Speaking of Jenkins, his bat has finally begun to speak after a very slow spring start and this has taken some of the pressure off the likes of Utley, Rollins and left fielder Pat Burrell, three returning stars who have struggled offensively this spring. The other everyday newcomer, third baseman Pedro Feliz has performed just as advertised this spring.

Feliz has put on daily display the best defensive glove at the hot corner since Scott Rolen departed, while exhibiting the same power and lack of patience at the plate that made him a maddening collection of contradictions while playing for the San Francisco Giants. Still, a rival National League scout observed that for all his trials, the Phillies still now have at their third base disposal a player who will finish the season with a gold glove type defensive campaign while putting up 20 home run, 90 RBI offensive numbers.

These numbers alone may not appease a Philadelphia phan base that questions his low on base percentage and seeming inability to draw a walk in timely fashion. However, if Carlos Ruiz can continue to hit the way he has this spring, it might just be a wise move for Manuel to place Feliz in the number eight spot in the batting order. This is a place where he would be more likely to draw walks from hurlers less inclined to give the slugging Feliz anything good to hit with the pitchers spot in the batting order next in line. These walks might maximize his offensive potential while minimizing the weaknesses he has always shown while in San Francisco.

As for Carlos Ruiz, he has been one of the bright spots this spring for the club and seems to insure that catching will be a team strength for the foreseeable future. Not only does the 29 year old Ruiz seem solid behind the plate, but the Phillies have two potential backstop standouts at the major league doorstep in Jason Jaramillo and Louis Marson.

The switch-hitting Jaramillo will open the '08 campaign at Triple-A Lehigh Valley but might make it to Citizens Bank Park by the All-Star break, while Marson will play the year in Double-A Reading with a hoped for cameo appearance in Philadelphia sometime in 2009. If nothing else, this strong threesome provides the team with some much needed catching depth as well as possible trade fodder in the future.
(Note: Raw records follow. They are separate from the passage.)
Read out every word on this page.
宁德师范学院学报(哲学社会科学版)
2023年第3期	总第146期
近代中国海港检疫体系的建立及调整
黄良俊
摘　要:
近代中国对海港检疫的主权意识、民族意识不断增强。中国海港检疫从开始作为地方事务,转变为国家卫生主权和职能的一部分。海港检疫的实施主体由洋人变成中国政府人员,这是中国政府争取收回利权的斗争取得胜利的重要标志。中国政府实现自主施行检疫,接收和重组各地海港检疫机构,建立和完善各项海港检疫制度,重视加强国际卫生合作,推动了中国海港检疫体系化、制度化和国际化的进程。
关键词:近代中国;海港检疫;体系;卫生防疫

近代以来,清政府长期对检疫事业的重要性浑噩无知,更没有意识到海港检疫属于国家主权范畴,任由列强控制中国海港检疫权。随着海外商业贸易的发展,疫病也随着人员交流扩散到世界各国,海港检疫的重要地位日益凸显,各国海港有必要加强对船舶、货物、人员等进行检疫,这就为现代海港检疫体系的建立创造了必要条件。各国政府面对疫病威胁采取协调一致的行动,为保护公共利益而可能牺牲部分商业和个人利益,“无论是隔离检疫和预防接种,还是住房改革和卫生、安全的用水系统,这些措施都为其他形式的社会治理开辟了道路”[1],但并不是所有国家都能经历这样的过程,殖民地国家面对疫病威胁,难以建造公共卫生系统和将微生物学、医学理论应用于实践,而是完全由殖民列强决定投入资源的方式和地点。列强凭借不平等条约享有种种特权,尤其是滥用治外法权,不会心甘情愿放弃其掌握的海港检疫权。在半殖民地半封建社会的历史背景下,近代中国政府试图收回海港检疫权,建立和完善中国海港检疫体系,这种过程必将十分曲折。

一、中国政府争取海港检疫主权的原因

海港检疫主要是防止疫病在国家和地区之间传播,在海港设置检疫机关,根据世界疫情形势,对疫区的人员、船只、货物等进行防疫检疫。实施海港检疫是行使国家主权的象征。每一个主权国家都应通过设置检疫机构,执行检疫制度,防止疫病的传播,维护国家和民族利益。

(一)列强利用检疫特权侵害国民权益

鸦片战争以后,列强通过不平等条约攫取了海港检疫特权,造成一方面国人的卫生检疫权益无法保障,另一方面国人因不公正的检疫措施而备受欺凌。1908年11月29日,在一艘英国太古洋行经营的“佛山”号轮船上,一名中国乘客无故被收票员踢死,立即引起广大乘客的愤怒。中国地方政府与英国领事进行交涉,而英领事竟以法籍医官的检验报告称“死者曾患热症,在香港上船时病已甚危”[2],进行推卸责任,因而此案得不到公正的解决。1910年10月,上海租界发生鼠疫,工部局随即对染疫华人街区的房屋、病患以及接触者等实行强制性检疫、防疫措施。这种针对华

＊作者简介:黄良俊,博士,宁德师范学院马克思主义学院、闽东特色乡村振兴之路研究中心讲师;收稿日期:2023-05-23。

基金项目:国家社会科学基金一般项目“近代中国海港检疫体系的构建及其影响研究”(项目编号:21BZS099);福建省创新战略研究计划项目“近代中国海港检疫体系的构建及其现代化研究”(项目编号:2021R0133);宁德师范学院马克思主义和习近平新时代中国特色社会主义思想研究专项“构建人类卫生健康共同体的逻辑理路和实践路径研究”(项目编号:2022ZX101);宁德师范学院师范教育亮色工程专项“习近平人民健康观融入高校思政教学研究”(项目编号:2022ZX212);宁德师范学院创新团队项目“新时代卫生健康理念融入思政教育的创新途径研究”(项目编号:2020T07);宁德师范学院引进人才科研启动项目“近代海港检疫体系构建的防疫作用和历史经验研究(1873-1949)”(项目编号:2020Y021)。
Unfortunately this same depth has not yet transformed itself to the pitching side of the ledger and unless this problem is solved, Philadelphia is more likely to struggle instead of shine during the 2008 season. Still, it was once noted by a gentleman named Stanley Arnold that "every problem contains the seeds of its own solution" and if nothing else the Phillies do have more than their fair share of as yet unripened seeds named Carlos Carrasco, Scott Mathieson, Joe Savery and Josh Outman.

All four of these hurlers have the talent, if not the experience, to alleviate much of what currently ails the Phillie staff and might eventually become better than anything now on the trading market. However, as with planting any seeds, it will take time, patience and lots of nurturing before any of these hurlers are ready to take their place in the rotation of the Philadelphia starting staff.

Until then, or unless the organization finds a way to open up the purse strings a bit and bring in a reputable solid starting pitcher, the team will continue to gaze off into the distance and view not clear skies and smooth sailing but rather dark skies and choppy waters born of the troublesome and often menacing...storm clouds on the horizon.